Why is Australia, founded by those seeking refuge (some convicts and others members of oppressed classes merely trying to survive) been so restrictive in its current refugee policy? Both political parties support tough asylum restrictions. The government argues that in order to protect asylum seekers from making dangerous journeys across oceans, vessels must patrol Australian waters to intercept migrant boats, sending them either back to their country of origin or placing the occupants in camps in Papua New Guinea and Nauru.

The website for the Australian Government’s Operation Sovereign Borders states: “In the five years since the Australian Government established Operation Sovereign Borders, we have successfully stopped the boats and suppressed the people smuggling threat to Australia.  Australian authorities have not only intercepted 33 vessels, returning 827 people to their point of departure but we have worked with our regional partners to disrupt over 70 people smuggling ventures before they left.”

The camps, or detention centers, appear to have become indefinite. Muhamat and Boochani have both been held for over six years. And even if the asylum seekers currently on the islands were processed and found to have sufficient cause to be classified as legal refugees, they would not be allowed to settle in Australia in spite of the fact that Australia is listed 100thon the density/population rating of the world’s 100 most populous countries. (Australia has 3 people per km2 while the first, Bangladash, has 1153 per km2.) There is certainly space out there for more people, even taking into consideration that much of the land has limited “carrying capacity” and is thought to be marginally habitable.

Abdul Aziz Muhamat’s and Behrouz Boochani’s prizes will not guarantee freedom for those interned on Manus and Nauru. “We are hopeless and powerless,” Muhamat said in Geneva. “They have stolen our dreams.
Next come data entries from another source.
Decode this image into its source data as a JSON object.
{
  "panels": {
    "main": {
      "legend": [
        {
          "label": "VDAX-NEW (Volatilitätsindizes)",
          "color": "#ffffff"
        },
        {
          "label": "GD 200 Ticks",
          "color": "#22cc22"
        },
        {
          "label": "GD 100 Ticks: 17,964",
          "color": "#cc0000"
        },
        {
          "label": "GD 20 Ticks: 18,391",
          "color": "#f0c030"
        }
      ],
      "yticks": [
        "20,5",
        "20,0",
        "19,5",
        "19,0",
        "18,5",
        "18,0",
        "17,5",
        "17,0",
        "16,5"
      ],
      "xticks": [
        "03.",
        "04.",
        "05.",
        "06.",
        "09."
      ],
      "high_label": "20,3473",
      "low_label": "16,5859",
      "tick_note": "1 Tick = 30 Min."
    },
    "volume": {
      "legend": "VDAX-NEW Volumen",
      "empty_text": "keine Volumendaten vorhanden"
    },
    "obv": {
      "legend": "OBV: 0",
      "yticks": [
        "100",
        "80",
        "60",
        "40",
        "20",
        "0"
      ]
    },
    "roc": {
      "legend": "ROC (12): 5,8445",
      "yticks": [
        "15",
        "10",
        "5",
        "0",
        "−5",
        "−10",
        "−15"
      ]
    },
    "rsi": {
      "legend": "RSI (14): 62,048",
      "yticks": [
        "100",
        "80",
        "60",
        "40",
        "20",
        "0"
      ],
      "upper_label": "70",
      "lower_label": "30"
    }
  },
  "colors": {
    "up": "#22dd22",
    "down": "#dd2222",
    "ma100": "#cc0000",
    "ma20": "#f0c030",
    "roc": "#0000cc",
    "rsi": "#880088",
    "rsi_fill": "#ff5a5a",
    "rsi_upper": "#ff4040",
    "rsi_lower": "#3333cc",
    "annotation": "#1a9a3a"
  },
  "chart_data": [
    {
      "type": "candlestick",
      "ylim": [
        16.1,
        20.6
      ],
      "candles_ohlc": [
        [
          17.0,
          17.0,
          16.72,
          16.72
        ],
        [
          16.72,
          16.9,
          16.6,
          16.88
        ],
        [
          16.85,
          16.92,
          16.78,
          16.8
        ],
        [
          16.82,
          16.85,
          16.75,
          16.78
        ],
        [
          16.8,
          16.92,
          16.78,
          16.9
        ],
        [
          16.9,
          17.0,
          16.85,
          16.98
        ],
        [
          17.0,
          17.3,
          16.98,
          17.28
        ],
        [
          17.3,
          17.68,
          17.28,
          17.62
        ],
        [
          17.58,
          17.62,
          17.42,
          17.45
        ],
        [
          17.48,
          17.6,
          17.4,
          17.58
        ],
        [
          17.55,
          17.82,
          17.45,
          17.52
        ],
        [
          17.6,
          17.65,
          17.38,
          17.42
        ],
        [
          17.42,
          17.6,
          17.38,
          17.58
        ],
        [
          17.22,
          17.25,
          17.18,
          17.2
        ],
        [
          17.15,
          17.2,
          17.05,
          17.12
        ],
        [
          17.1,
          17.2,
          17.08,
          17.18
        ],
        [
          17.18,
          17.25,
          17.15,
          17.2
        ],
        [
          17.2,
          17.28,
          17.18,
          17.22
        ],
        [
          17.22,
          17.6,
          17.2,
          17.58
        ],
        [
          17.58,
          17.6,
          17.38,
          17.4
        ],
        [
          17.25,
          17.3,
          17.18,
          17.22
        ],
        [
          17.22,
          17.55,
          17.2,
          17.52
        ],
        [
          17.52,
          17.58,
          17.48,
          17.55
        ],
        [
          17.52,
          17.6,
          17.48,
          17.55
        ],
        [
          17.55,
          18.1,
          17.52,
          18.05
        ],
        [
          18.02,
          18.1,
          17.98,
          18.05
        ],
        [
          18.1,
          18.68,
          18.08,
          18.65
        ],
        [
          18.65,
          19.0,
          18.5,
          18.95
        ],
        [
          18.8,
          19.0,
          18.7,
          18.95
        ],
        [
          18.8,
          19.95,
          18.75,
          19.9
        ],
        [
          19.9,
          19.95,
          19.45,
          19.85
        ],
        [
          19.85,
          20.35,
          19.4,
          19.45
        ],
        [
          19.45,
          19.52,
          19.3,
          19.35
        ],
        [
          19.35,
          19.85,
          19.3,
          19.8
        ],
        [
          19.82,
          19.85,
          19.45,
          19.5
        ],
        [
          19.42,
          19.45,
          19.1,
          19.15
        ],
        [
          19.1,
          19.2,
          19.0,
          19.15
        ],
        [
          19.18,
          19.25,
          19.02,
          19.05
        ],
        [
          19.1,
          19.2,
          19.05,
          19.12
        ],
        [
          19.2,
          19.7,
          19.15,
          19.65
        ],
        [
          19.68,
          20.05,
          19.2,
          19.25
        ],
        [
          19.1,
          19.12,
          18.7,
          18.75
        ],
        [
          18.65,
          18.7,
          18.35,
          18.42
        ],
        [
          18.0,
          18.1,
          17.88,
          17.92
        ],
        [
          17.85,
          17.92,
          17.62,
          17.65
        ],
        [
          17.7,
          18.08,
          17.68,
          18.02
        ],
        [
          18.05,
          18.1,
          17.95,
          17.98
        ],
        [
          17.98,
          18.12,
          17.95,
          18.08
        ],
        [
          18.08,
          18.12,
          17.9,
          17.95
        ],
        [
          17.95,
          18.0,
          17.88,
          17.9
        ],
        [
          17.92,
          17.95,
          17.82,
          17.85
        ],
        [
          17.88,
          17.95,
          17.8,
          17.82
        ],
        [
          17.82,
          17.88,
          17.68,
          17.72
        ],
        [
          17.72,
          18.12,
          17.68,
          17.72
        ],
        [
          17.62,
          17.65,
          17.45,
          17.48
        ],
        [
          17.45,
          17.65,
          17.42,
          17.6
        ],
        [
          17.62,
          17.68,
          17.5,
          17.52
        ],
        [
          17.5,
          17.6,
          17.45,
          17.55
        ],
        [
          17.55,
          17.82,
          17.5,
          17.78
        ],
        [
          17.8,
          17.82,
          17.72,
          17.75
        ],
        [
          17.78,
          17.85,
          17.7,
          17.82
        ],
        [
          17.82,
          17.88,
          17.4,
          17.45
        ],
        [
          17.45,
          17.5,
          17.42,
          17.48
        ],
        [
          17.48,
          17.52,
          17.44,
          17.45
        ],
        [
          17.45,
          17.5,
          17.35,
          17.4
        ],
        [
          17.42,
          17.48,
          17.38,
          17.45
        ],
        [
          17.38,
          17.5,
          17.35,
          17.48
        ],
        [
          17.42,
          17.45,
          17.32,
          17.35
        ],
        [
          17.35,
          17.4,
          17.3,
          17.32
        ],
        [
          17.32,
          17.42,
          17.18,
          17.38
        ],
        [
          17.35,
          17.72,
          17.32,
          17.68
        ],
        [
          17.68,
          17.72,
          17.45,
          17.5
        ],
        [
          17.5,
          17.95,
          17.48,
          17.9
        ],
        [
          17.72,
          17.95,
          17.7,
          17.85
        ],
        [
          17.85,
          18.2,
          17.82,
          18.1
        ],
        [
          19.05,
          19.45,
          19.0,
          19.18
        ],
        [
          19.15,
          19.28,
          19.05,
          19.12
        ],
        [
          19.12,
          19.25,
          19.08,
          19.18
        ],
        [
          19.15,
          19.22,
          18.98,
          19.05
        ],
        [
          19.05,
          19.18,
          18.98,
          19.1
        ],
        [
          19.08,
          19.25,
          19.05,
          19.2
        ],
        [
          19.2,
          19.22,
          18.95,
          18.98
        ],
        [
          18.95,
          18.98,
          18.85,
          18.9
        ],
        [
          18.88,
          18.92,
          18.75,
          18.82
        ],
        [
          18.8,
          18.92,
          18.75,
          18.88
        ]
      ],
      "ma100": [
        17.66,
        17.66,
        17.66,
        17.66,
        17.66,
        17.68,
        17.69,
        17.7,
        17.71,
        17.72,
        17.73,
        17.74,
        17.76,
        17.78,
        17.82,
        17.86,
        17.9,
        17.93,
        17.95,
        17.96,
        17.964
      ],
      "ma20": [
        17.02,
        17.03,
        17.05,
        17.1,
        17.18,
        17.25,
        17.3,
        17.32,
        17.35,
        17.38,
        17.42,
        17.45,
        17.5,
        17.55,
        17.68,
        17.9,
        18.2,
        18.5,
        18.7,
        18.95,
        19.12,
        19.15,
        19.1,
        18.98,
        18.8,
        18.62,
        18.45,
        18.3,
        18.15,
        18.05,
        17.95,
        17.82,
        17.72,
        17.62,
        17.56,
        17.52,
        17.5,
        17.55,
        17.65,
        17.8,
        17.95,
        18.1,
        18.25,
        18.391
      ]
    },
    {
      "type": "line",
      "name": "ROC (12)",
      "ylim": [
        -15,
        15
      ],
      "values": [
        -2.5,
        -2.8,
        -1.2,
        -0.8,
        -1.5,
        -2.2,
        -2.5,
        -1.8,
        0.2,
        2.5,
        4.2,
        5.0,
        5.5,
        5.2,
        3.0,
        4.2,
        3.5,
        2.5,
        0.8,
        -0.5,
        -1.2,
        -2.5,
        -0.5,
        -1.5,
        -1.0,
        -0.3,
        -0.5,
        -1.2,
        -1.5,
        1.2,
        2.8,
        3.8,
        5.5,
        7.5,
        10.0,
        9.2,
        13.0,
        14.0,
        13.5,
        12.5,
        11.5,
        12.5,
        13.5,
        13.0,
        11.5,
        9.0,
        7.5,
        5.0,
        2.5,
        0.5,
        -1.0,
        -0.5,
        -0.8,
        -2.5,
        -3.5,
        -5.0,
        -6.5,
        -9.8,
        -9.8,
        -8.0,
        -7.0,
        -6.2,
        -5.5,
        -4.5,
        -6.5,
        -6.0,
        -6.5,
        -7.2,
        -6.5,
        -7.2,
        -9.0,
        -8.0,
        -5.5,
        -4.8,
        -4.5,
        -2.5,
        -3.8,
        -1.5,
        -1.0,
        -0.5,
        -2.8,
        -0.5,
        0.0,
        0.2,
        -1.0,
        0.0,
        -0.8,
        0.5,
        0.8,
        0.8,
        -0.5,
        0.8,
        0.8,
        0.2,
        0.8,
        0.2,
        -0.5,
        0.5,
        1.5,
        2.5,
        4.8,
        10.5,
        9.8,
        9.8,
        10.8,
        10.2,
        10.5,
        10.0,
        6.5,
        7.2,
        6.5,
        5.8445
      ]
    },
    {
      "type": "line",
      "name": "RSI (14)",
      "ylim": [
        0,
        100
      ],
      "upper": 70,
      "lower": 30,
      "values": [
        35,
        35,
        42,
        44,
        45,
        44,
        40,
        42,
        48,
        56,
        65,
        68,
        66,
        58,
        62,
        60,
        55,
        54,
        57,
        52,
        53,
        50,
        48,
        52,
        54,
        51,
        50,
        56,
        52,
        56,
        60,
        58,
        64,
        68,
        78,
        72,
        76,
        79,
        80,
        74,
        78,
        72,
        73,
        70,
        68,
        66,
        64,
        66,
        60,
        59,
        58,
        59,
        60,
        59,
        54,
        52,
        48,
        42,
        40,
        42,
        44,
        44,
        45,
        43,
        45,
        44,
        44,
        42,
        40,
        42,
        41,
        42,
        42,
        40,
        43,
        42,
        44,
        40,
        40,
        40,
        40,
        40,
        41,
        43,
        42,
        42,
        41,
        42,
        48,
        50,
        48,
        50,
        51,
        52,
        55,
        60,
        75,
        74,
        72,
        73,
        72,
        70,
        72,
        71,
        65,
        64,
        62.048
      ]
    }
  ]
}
Many among us have lost their minds. Since I have been on Manus, I have seen with my own eyes over 600 suicide attempts.” There are over 1000 asylum seekers and refugees on the islands. Positively, the Australian parliament recently passed a bill that will enable easier medical transfers of sick refugees from Manus and Nauru to Australia.

Boochani said by video link: “With humility, I would like to say that this award is a victory. It is a victory not only for us, but for literature and art and above all, it is a victory for humanity. A victory for human beings, for human dignity. A victory against a system that has never recognised us as human beings. It is a victory against a system that has reduced us to numbers. This is a beautiful moment. Let us all rejoice tonight in the power of literature,” he said.

And there is some reason to rejoice at the power of the human spirit of Abdul Aziz Muhamat and Behrouz Boochani in the face of such degrading conditions. But, over one thousand detainees still remain on the islands.

Daniel Warner is the author of An Ethic of Responsibility in International Relations. (Lynne Rienner). He lives in Geneva.